Kwa nini kabila la Wakurya bado wana mila za kizamani za kuwachagulia watoto wao wake/waume?

mbona unatapatapa mara msomi, mara elimu kidogo, mara mama mkwe, mara ndugu watano, mara una madhaifu kwani wewe madhaifu yaako ni mboga? au ni dawa? halafu ungeandika kiswahili tu maana naona hii lugha ya kule kwa mashoga nayo ni tatizo kwako! papara pia unazo sana jifunze kuishi na walimwengu sasa tukushauri kwa lipi?

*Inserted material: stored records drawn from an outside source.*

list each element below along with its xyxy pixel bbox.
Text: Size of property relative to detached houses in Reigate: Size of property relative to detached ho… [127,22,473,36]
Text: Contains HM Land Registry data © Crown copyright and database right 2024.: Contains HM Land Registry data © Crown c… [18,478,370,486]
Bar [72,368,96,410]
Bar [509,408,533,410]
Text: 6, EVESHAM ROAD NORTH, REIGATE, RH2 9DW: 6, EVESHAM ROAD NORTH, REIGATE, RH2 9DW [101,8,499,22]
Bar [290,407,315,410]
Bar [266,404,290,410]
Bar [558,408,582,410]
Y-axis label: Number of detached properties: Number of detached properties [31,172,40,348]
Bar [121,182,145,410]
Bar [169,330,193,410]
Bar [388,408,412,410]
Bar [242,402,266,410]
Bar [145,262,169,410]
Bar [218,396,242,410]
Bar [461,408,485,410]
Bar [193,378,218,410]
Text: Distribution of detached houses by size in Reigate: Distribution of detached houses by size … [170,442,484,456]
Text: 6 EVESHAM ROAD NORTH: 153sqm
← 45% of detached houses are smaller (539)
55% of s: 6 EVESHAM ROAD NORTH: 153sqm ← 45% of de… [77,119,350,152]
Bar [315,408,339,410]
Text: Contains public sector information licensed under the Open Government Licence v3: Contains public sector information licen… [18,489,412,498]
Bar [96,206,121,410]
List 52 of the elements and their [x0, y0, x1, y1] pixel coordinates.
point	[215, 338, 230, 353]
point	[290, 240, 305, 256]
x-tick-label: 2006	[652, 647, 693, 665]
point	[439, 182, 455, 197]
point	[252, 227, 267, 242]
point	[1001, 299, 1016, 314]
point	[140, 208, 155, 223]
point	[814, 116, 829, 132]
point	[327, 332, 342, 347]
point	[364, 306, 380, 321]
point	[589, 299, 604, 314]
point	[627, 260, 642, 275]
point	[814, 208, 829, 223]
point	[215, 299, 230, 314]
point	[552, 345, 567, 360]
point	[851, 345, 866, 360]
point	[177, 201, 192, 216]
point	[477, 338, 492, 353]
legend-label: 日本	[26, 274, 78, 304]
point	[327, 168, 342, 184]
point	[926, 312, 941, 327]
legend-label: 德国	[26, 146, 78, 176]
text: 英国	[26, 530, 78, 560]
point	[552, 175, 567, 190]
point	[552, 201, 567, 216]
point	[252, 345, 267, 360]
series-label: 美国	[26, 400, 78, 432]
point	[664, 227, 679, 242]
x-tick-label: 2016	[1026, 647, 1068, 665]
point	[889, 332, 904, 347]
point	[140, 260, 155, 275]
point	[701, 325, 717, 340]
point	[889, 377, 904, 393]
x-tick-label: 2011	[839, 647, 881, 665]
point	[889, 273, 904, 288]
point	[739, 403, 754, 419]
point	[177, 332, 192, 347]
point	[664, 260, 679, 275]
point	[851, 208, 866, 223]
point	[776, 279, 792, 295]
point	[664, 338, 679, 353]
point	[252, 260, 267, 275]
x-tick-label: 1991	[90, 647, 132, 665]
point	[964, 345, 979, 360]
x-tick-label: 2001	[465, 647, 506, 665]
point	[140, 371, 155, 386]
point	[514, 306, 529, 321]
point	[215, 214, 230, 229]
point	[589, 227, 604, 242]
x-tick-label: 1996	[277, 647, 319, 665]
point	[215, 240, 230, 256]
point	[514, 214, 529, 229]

Ha ha ha ha, thanks sana, naona jinsi ganai usivyokuwa na busara za kumshauri mtu!Kuhusu lugha, ivi wewe unadhani kuongea kiingereza ndo ujanja au kuwa unaelimu sana?Humu JF sio wote wanaojua kiingereza, anyway nsahona unataka mashindano na sio kutoa ushauri. In short we sema unavyoona.
 
Thanks for all your comments. I have learned a lot and I believe your comments will be of grat help in solving my problems. I did not like Somoche and Jestina's conversations!I did not post this thread for peole to insult one another, rather I neede your advice. Next time, please just give out your advice or comments and not as you did!

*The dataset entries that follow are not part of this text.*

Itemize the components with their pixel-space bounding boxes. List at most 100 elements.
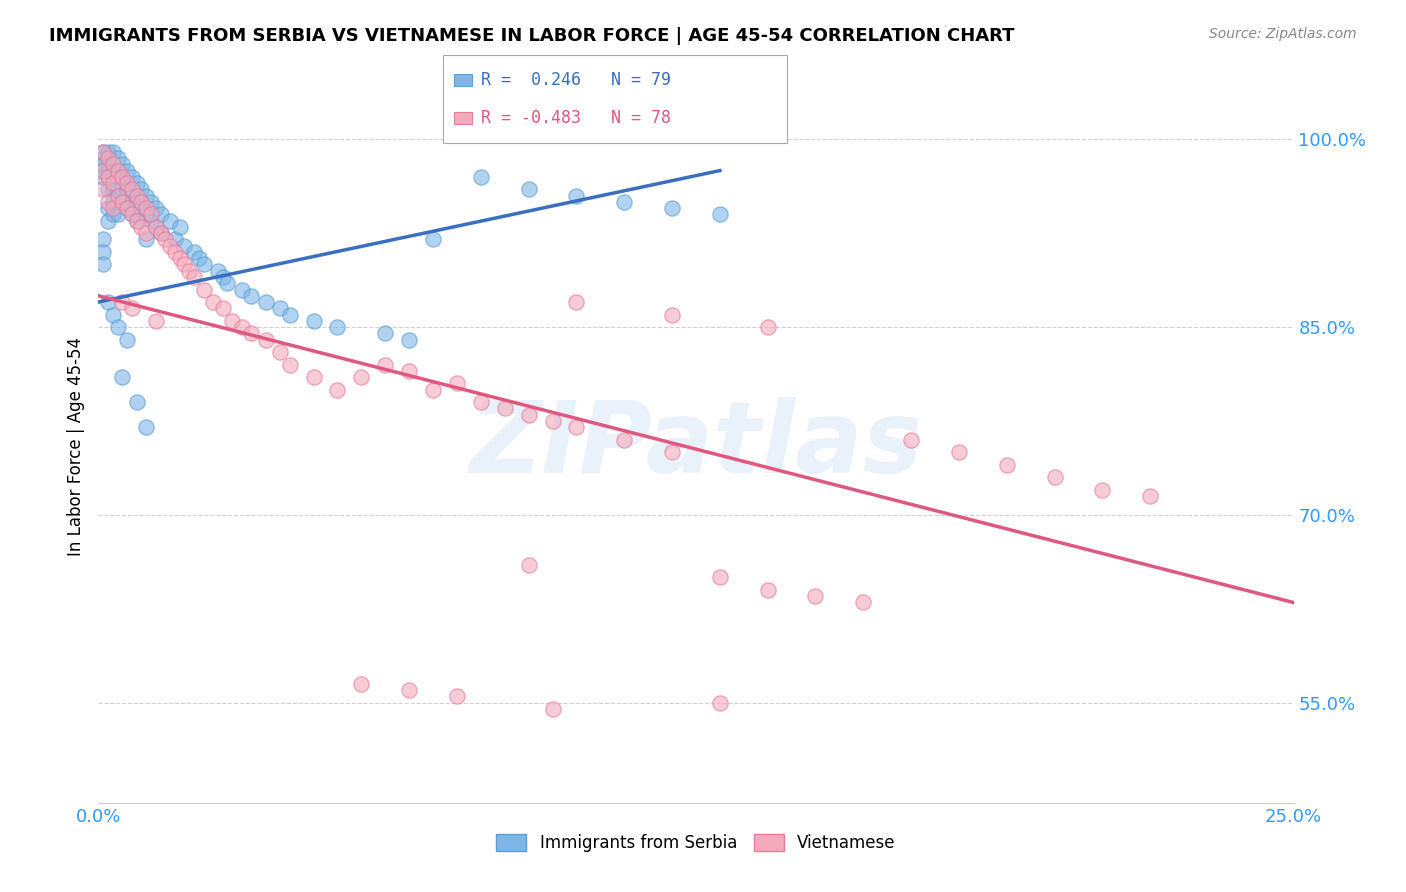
Point bbox=[948, 445, 970, 459]
Point bbox=[470, 169, 492, 184]
Point bbox=[111, 169, 134, 184]
Point bbox=[107, 320, 129, 334]
Point bbox=[125, 194, 148, 209]
Point bbox=[115, 163, 138, 178]
Point bbox=[661, 445, 683, 459]
Point bbox=[115, 176, 138, 190]
Point bbox=[661, 308, 683, 322]
Point bbox=[107, 169, 129, 184]
Point bbox=[995, 458, 1018, 472]
Point bbox=[97, 194, 120, 209]
Point bbox=[135, 207, 157, 221]
Point bbox=[115, 182, 138, 196]
Point bbox=[517, 182, 540, 196]
Point bbox=[202, 295, 225, 310]
Point bbox=[179, 264, 201, 278]
Point bbox=[135, 188, 157, 202]
Point bbox=[111, 194, 134, 209]
Point bbox=[139, 207, 162, 221]
Point bbox=[91, 169, 114, 184]
Point bbox=[91, 182, 114, 196]
Point bbox=[139, 194, 162, 209]
Point bbox=[183, 244, 205, 259]
Point bbox=[101, 207, 124, 221]
Point bbox=[135, 226, 157, 240]
Point bbox=[91, 232, 114, 246]
Point bbox=[145, 219, 167, 234]
Point bbox=[107, 188, 129, 202]
Point bbox=[121, 301, 143, 316]
Point bbox=[125, 213, 148, 227]
Point bbox=[101, 176, 124, 190]
Text: R =  0.246   N = 79: R = 0.246 N = 79 bbox=[481, 70, 671, 89]
Text: ZIPatlas: ZIPatlas bbox=[470, 398, 922, 494]
Point bbox=[517, 408, 540, 422]
Point bbox=[217, 277, 239, 291]
Point bbox=[207, 264, 229, 278]
Point bbox=[101, 182, 124, 196]
Point bbox=[254, 295, 277, 310]
Point bbox=[211, 270, 233, 285]
Point bbox=[111, 157, 134, 171]
Point bbox=[149, 226, 172, 240]
Point bbox=[193, 283, 215, 297]
Point bbox=[470, 395, 492, 409]
Point bbox=[131, 182, 153, 196]
Point bbox=[269, 301, 291, 316]
Point bbox=[1043, 470, 1066, 484]
Point bbox=[326, 320, 349, 334]
Point bbox=[278, 358, 301, 372]
Point bbox=[101, 163, 124, 178]
Point bbox=[131, 194, 153, 209]
Point bbox=[159, 238, 181, 252]
Point bbox=[422, 232, 444, 246]
Legend: Immigrants from Serbia, Vietnamese: Immigrants from Serbia, Vietnamese bbox=[489, 827, 903, 859]
Point bbox=[91, 157, 114, 171]
Point bbox=[91, 151, 114, 165]
Point bbox=[422, 383, 444, 397]
Point bbox=[97, 182, 120, 196]
Point bbox=[709, 696, 731, 710]
Point bbox=[173, 257, 195, 271]
Point bbox=[145, 314, 167, 328]
Point bbox=[101, 194, 124, 209]
Point bbox=[135, 232, 157, 246]
Point bbox=[91, 145, 114, 159]
Point bbox=[494, 401, 516, 416]
Point bbox=[121, 182, 143, 196]
Point bbox=[149, 226, 172, 240]
Point bbox=[97, 201, 120, 215]
Point bbox=[613, 433, 636, 447]
Point bbox=[163, 232, 186, 246]
Point bbox=[709, 570, 731, 584]
Point bbox=[269, 345, 291, 359]
Point bbox=[101, 157, 124, 171]
Point bbox=[661, 201, 683, 215]
Text: R = -0.483   N = 78: R = -0.483 N = 78 bbox=[481, 109, 671, 128]
Point bbox=[135, 420, 157, 434]
Point bbox=[231, 320, 253, 334]
Point bbox=[101, 201, 124, 215]
Point bbox=[111, 194, 134, 209]
Point bbox=[97, 151, 120, 165]
Point bbox=[1091, 483, 1114, 497]
Point bbox=[111, 370, 134, 384]
Text: Source: ZipAtlas.com: Source: ZipAtlas.com bbox=[1209, 27, 1357, 41]
Point bbox=[169, 251, 191, 265]
Point bbox=[541, 414, 564, 428]
Point bbox=[541, 702, 564, 716]
Point bbox=[211, 301, 233, 316]
Point bbox=[565, 295, 588, 310]
Point bbox=[446, 690, 468, 704]
Point bbox=[517, 558, 540, 572]
Point bbox=[756, 582, 779, 597]
Point bbox=[91, 257, 114, 271]
Point bbox=[121, 169, 143, 184]
Point bbox=[398, 333, 420, 347]
Point bbox=[852, 595, 875, 609]
Point bbox=[135, 201, 157, 215]
Point bbox=[221, 314, 243, 328]
Point bbox=[125, 188, 148, 202]
Point bbox=[101, 145, 124, 159]
Point bbox=[101, 308, 124, 322]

I am closing this thread guys.
Many thanks.
 
Thanks for all your comments. I have learned a lot and I believe your comments will be of grat help in solving my problems. I did not like Somoche and Jestina's conversations!I did not post this thread for peole to insult one another, rather I neede your advice. Next time, please just give out your advice or comments and not as you did!

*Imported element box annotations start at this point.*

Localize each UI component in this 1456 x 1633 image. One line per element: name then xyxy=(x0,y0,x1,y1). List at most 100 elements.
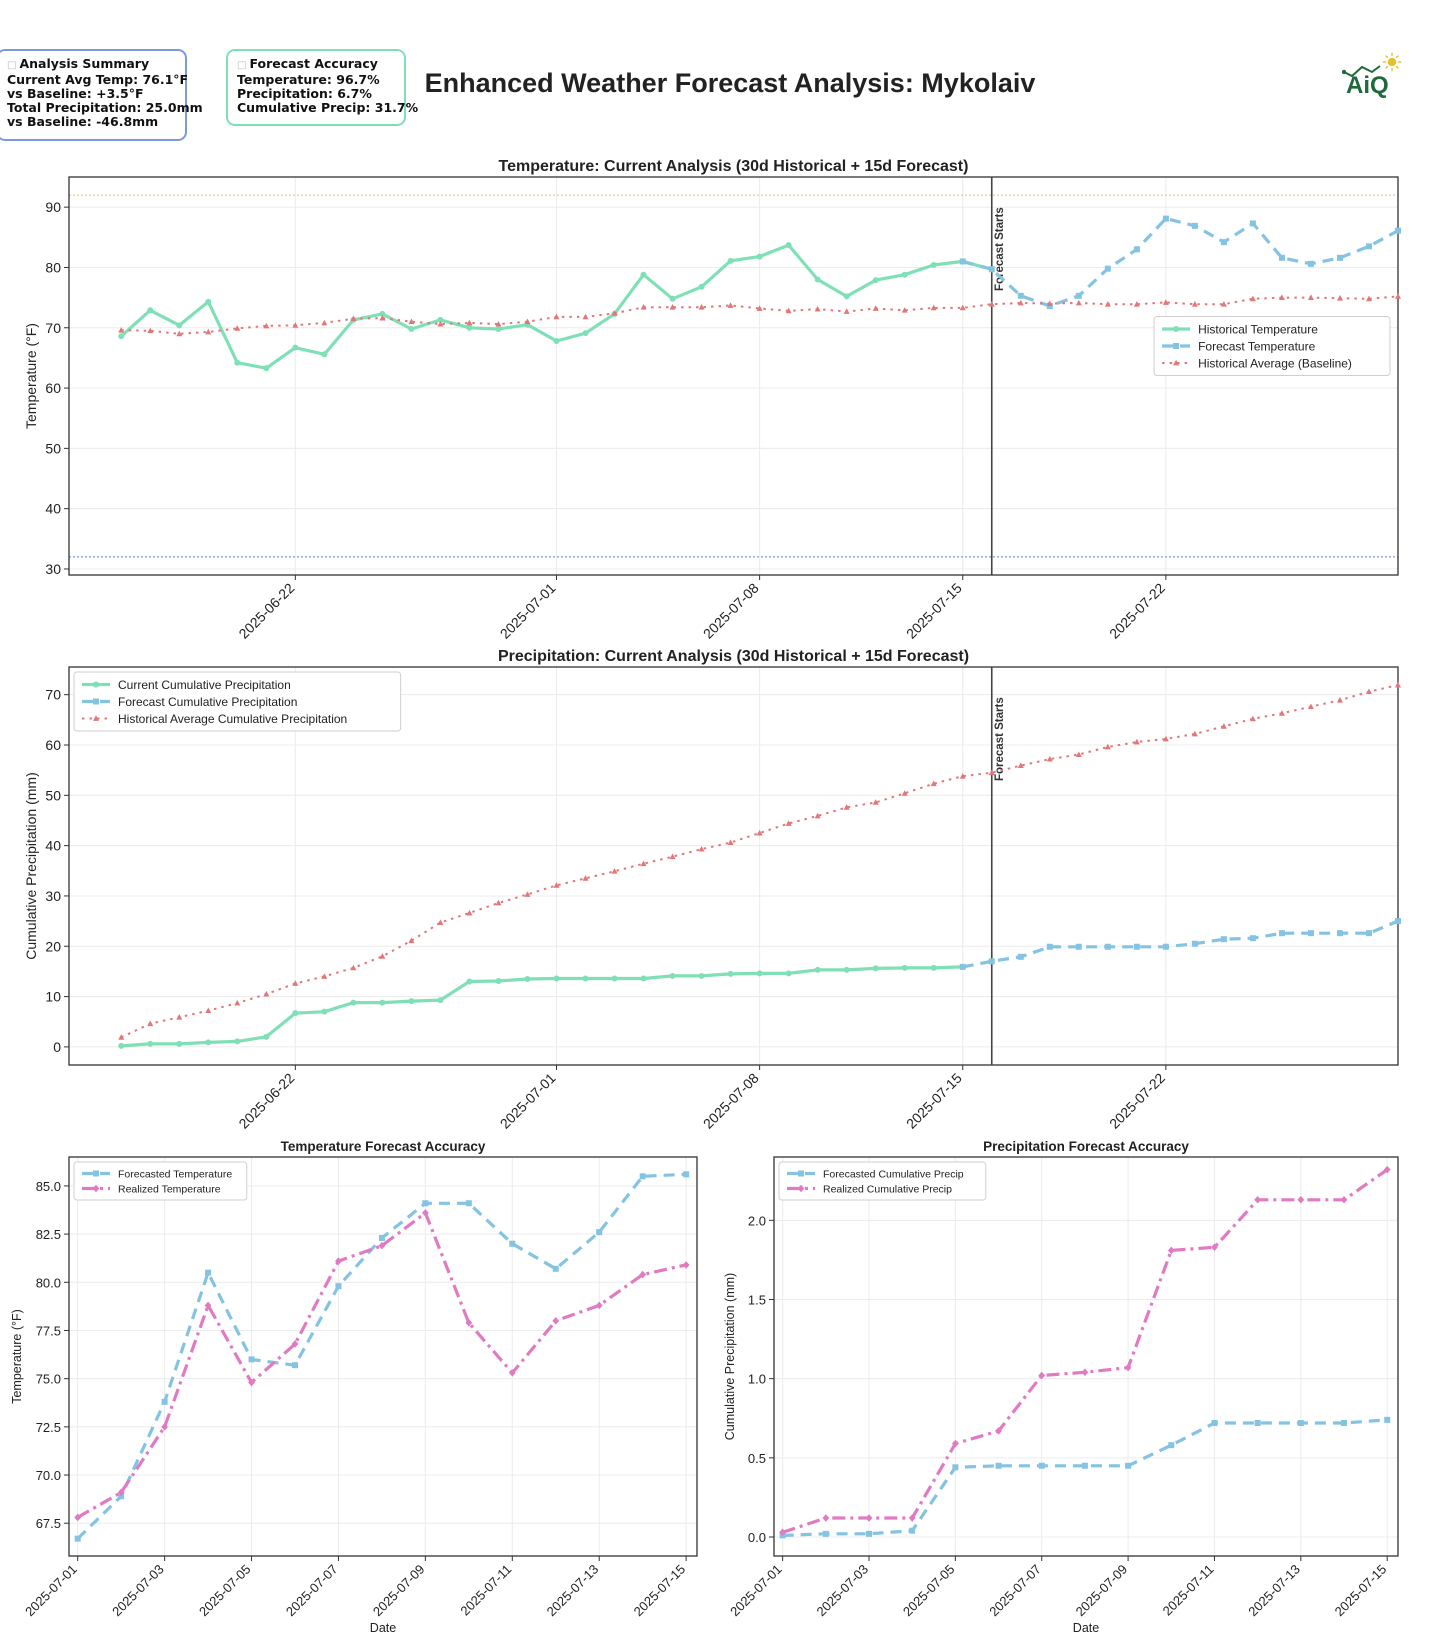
data-point xyxy=(1395,681,1401,688)
data-point xyxy=(1075,751,1082,757)
data-point xyxy=(669,853,676,860)
data-point xyxy=(147,1020,154,1027)
data-point xyxy=(292,322,299,328)
data-point xyxy=(205,1269,212,1276)
data-point xyxy=(1365,243,1372,250)
x-tick-label: 2025-06-22 xyxy=(235,580,297,642)
axes-frame xyxy=(68,1156,698,1557)
data-point xyxy=(727,302,734,308)
data-point xyxy=(321,351,328,358)
data-point xyxy=(640,975,647,982)
data-point xyxy=(408,325,415,332)
y-tick-label: 40 xyxy=(45,838,61,854)
data-point xyxy=(1340,1195,1348,1204)
data-point xyxy=(161,1398,168,1405)
y-tick-label: 40 xyxy=(45,501,61,517)
y-tick-label: 1.0 xyxy=(748,1372,766,1387)
data-point xyxy=(1191,222,1198,229)
data-point xyxy=(263,322,270,329)
data-point xyxy=(321,973,328,979)
y-tick-label: 75.0 xyxy=(36,1372,61,1387)
data-point xyxy=(930,262,937,269)
data-point xyxy=(1191,940,1198,947)
axes-frame xyxy=(773,1156,1399,1557)
data-point xyxy=(1162,943,1169,950)
y-axis-label: Cumulative Precipitation (mm) xyxy=(23,772,39,960)
data-point xyxy=(524,891,531,897)
data-point xyxy=(176,330,183,337)
data-point xyxy=(822,1514,830,1522)
data-point xyxy=(437,316,444,323)
data-point xyxy=(176,1013,183,1020)
data-point xyxy=(205,328,212,335)
data-point xyxy=(552,1265,559,1272)
accuracy-line: Precipitation: 6.7% xyxy=(237,86,372,101)
data-point xyxy=(1307,930,1314,937)
x-tick-label: 2025-07-15 xyxy=(1332,1562,1390,1620)
legend-label: Forecast Cumulative Precipitation xyxy=(118,695,297,709)
data-point xyxy=(1162,299,1169,305)
data-point xyxy=(508,1369,516,1377)
data-point xyxy=(437,997,444,1004)
data-point xyxy=(901,271,908,278)
series-line xyxy=(76,1211,687,1519)
data-point xyxy=(292,980,299,986)
x-tick-label: 2025-07-01 xyxy=(497,580,559,642)
x-tick-label: 2025-07-07 xyxy=(283,1562,341,1620)
data-point xyxy=(1038,1371,1046,1380)
data-point xyxy=(263,1033,270,1040)
x-tick-label: 2025-07-22 xyxy=(1106,580,1168,642)
x-tick-label: 2025-07-05 xyxy=(196,1562,254,1620)
y-tick-label: 70.0 xyxy=(36,1468,61,1483)
data-point xyxy=(553,882,560,888)
x-tick-label: 2025-07-01 xyxy=(22,1562,80,1620)
x-tick-label: 2025-07-15 xyxy=(903,1070,965,1132)
data-point xyxy=(1395,918,1401,925)
data-point xyxy=(1046,303,1053,310)
data-point xyxy=(234,325,241,331)
y-tick-label: 30 xyxy=(45,561,61,577)
data-point xyxy=(1220,239,1227,246)
x-tick-label: 2025-07-09 xyxy=(1073,1562,1131,1620)
data-point xyxy=(1297,1420,1304,1426)
data-point xyxy=(118,1042,125,1049)
legend-marker xyxy=(93,698,99,705)
data-point xyxy=(1046,943,1053,950)
data-point xyxy=(951,1439,959,1448)
data-point xyxy=(1191,301,1198,307)
x-tick-label: 2025-07-05 xyxy=(900,1562,958,1620)
trend-line-icon xyxy=(1343,65,1381,78)
data-point xyxy=(509,1240,516,1247)
x-tick-label: 2025-07-03 xyxy=(813,1562,871,1620)
data-point xyxy=(582,313,589,320)
data-point xyxy=(872,965,879,972)
data-point xyxy=(901,964,908,971)
legend-label: Forecasted Temperature xyxy=(118,1168,232,1180)
data-point xyxy=(524,318,531,325)
data-point xyxy=(872,305,879,311)
data-point xyxy=(1104,743,1111,750)
data-point xyxy=(952,1464,959,1471)
data-point xyxy=(118,326,125,333)
forecast-start-label: Forecast Starts xyxy=(994,697,1006,781)
y-tick-label: 77.5 xyxy=(36,1323,61,1338)
data-point xyxy=(1075,299,1082,306)
data-point xyxy=(1307,260,1314,267)
data-point xyxy=(1278,710,1285,716)
data-point xyxy=(495,899,502,906)
data-point xyxy=(995,1462,1002,1469)
data-point xyxy=(1249,715,1256,722)
data-point xyxy=(1336,295,1343,301)
chart-title: Temperature: Current Analysis (30d Histo… xyxy=(499,158,969,175)
data-point xyxy=(756,305,763,311)
data-point xyxy=(1124,1363,1132,1372)
data-point xyxy=(1081,1462,1088,1469)
data-point xyxy=(843,966,850,973)
data-point xyxy=(1278,254,1285,261)
data-point xyxy=(822,1530,829,1537)
data-point xyxy=(1365,688,1372,695)
x-tick-label: 2025-07-07 xyxy=(986,1562,1044,1620)
data-point xyxy=(756,253,763,260)
accuracy-heading: Forecast Accuracy xyxy=(237,57,394,73)
data-point xyxy=(1365,930,1372,937)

I am closing this thread guys.
Many thanks.

Thank you for expressing your intention to close the thread. I hope that you have learned a lot as you have indicated in your post. The way you structured your original thread it was destined to hurt people's feelings and arouse emotions. I wasn't surprised at all when some of the conversations turned confrontational. I am from Kurya tribe and I chose my wife without involving any member of my family. My parents, relatives and in laws got involved when my fiancee and I introduced ourselves to both sides and when they started discussing dowry. They all respected my decisions even though I know that some did not like my choice. However, they knew precisely which lines not to step when it comes to my private life involving my family to be. I suggest that you learn not to generalise some of the issues unless you have enough evidence to back your claims. Lastly, get that hubby of your to step up and take charge of his life, stop fighting a losing battle with your mother in law, and stop calling yourself a fiancee because you are a bonafide wife and in Kurya culture we don't have perpetual fianceeship. Ciao.